In keeping with Everyman's tradition of ending a season with a contemporary play that deals with modern issues, David Harrower's Blackbird is a drama that premiered in 2005 and in 2007 won Britain's highest award for a new play, the Laurence Olivier Award for Best New Play. Derek Goldman directs Everyman's production, starring resident company-member Megan Anderson and David Parkes, in his first Everyman performance. The 90-minute play shows the gripping encounter between an older Ray and younger Luna, and the effects of their taboo relationship as it unfolds at Ray's office. There is no intermission.
Every year on the first weekend of May, downtown Baltimore's streets bustle as tens of thousands of moviegoers visit local theaters to watch films shot, directed, and edited around the globe. The Maryland Film Festival, like a freakish hurdle sprinter, runs for five days and showcases about 50 feature films and 75 short pieces—ranging from documentaries to animations—many of which are presented by their respective filmmakers or celebrity guest hosts. Past hosts have included Ian MacKaye and Branford Marsalis, and legendary filmmaker John Waters regularly makes an appearance at the festival, hosting a feature film of his choice. Attendees may also stimulate and expand their sensory palates with special events that have included international flicks, three-dimensional movies, and vintage silent films synced to live music.

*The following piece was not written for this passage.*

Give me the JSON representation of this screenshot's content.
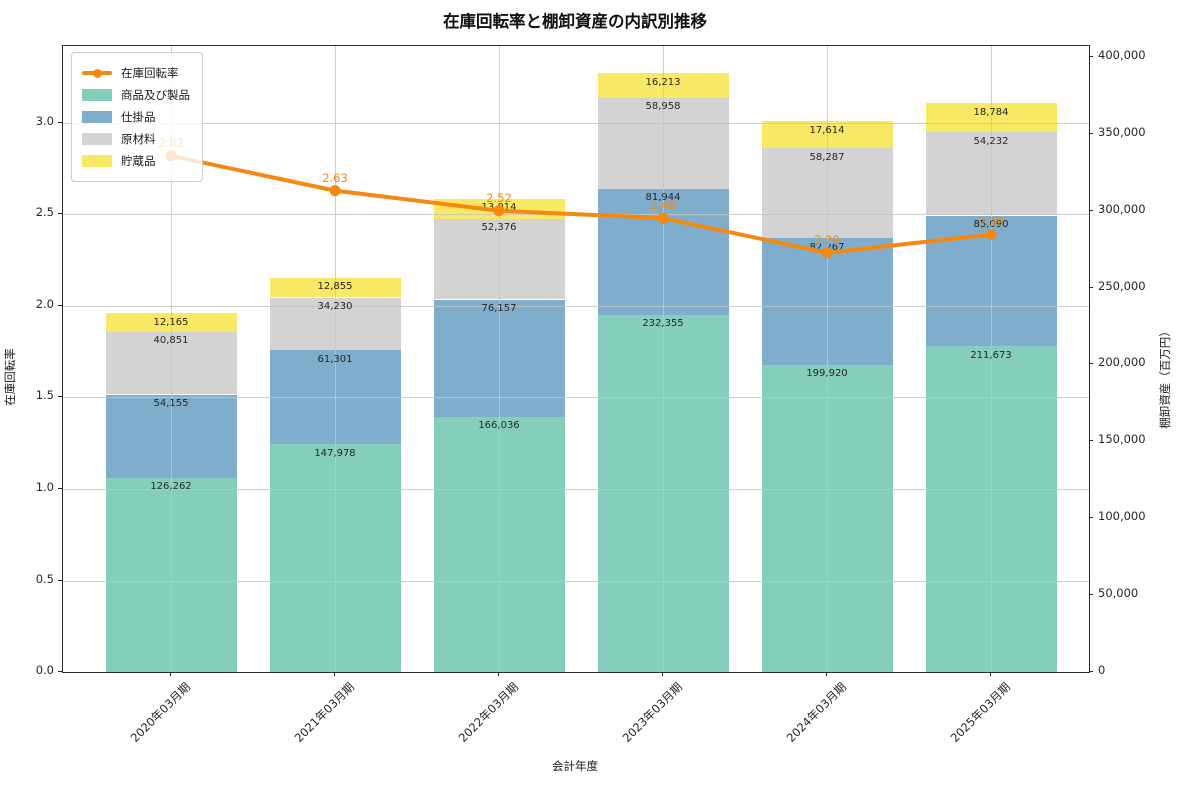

The BSO's "Off the Cuff" series sends audiences on a journey through the lives and times of the evening's featured composers. Music Director Marin Alsop engages classical neophytes and veteran symphony-goers alike with her lively 90-minute concerts. Analyze This: Mahler and Freud delves into the subconscious of the composer and psychiatrist, re-creating a meeting between the two as Freud mentally pokes and prods at his subject's psyche. Shostakovich’s Fifth Symphony reveals the political drama of 1930s Russia, and Cinderella Suite explores Sergei Prokofiev's strained relationship with his fairy godmother. A free-for-all question-and-answer session follows each performance, and the evening concludes when several minor-league baseball players stop by to hit T-shirts into the crowd with a bat.